ANTIRASSISMUS ZENTRUM WIEN

Kontaktperson: Hikmet Kayahan
eingereicht am: 30.11.2017
Budget: € 3.960,-
Finanzierungsfrist: 30.05.2018
Finanzierungsschwelle: € 2.000
Land/Region: Österreich/Wien
Art: Sonstige
Themenkreis: Respekt & Vielfalt

Allgemein

Projektadresse

Zentagasse 39/2
1050 Wien

Das ANTIRASSISMUS ZENTRUM WIEN wird in 1050 Wien, Zentagasse 39/2, seine Arbeit aufnehmen. Die Adaptierung und Einrichtung wird Ende Dezember 2017 abgeschlossen sein.
  • Start Projektumsetzung: 01.01.2018
  • Ende Projektumsetzung: 31.12.2018

Projektbeschreibung kurz

Das ANTIRASSISMUS ZENTRUM WIEN ist als Projektwerkstatt konzipiert, das in den Bereichen (Anti)Rassismus, Rechtsextremismus, Antisemitismus, Islamfeindlichkeit, Interkulturalität, (Anti)Diskriminierung & Migration neue Projekte initiiert und umsetzt. Es bietet Arbeitsraum für antirassistische & antifaschistische Initiativen, vernetzt & macht die Menschrechtsarbeit sichtbar, bündelt zivilgesellschaftliches Engagement & fördert die Professionalität.
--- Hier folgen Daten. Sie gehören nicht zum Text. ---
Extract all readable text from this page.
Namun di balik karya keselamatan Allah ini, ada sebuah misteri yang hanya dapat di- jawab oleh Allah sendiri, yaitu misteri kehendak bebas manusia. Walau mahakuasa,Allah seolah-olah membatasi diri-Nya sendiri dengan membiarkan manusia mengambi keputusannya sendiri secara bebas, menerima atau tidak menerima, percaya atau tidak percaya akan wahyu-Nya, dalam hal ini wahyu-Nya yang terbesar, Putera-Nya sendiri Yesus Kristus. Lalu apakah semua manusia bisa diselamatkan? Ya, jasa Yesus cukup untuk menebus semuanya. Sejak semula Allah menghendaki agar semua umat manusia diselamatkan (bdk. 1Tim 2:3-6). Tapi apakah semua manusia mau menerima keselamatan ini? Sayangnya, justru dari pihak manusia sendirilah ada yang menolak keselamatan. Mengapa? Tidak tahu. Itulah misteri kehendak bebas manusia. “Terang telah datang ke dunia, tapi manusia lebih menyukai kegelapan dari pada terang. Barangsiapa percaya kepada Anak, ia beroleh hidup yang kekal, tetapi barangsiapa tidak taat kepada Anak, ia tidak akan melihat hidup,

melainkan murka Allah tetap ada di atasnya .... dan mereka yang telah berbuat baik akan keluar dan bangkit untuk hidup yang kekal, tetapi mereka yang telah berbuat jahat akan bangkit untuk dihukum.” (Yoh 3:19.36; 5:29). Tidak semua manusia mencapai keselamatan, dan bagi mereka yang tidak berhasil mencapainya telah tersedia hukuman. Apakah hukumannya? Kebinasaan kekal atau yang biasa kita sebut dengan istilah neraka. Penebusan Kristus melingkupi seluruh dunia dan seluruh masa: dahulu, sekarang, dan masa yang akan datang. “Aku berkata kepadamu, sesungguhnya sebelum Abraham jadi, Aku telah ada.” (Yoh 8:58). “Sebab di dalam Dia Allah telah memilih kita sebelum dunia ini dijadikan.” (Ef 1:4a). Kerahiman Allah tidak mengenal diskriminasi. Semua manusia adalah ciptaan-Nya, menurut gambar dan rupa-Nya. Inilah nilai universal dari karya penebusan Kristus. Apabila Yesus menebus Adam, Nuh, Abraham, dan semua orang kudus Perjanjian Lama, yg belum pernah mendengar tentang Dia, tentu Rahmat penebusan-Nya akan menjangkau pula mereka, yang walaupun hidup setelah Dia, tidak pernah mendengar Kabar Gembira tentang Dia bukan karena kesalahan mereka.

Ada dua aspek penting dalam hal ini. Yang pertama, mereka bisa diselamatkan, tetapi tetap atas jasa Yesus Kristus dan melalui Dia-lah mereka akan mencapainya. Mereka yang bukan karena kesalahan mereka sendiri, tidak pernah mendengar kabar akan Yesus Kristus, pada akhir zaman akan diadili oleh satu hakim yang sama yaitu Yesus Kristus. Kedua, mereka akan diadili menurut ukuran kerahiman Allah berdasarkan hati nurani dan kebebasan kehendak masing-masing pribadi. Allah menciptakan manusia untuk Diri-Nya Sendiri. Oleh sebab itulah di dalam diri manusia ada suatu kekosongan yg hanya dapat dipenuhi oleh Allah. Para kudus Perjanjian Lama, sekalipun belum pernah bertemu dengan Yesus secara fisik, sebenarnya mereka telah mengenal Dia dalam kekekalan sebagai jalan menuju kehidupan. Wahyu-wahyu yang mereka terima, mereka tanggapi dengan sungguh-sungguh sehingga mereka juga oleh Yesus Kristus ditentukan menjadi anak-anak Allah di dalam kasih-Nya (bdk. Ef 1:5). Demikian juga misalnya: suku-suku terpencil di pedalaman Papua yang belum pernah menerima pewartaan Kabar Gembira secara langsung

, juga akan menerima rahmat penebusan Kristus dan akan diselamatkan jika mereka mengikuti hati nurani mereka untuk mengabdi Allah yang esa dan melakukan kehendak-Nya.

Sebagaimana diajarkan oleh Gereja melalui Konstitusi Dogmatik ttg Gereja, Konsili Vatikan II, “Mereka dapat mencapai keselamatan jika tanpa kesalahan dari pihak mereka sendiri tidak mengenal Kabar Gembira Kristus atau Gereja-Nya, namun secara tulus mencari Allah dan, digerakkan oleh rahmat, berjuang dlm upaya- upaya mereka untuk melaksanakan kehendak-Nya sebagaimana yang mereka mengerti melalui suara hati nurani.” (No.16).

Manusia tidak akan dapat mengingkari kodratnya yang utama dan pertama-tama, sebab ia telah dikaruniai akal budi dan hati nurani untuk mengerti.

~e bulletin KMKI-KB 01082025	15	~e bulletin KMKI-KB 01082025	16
Synergien werden gebündelt, Informationen gesammelt & veröffentlicht.Schwerpunkte sind: Information & Dokumentation; Schaffung von (Gegen)Öffentlichkeiten; Beratung & Unterstützung von antirassistische & antifaschistische Initiativen; Publikation von relevanter Literatur; Kooperationen & Vernetzung, Unterstützung, Initiierung & Umsetzung von Projekte/Aktionen/Kampagnen.Das Zentrum arbeitet aktiv an einer Gesellschaft ohne Hass, Verhetzung, Ausgrenzung & Diskriminierung, ist ein Ort, an dem sich Menschen mit Respekt begegnen & miteinander sachlich an der Lösung von Problemen arbeiten. Und ist dabei unheilbar visionär & idealistisch, stellt sich aber den Realitäten und Herausforderungen der Gegenwart, um Chancen für die Zukunft zu schaffen.


Nachweis Projektabschluss

Abrechnung, Belegskopien zu den Ausgaben, die mit den über Respekt.net lukrierten Mitteln bestritten wurden, Dokumentation der Arbeit, Online-Abschlussbericht.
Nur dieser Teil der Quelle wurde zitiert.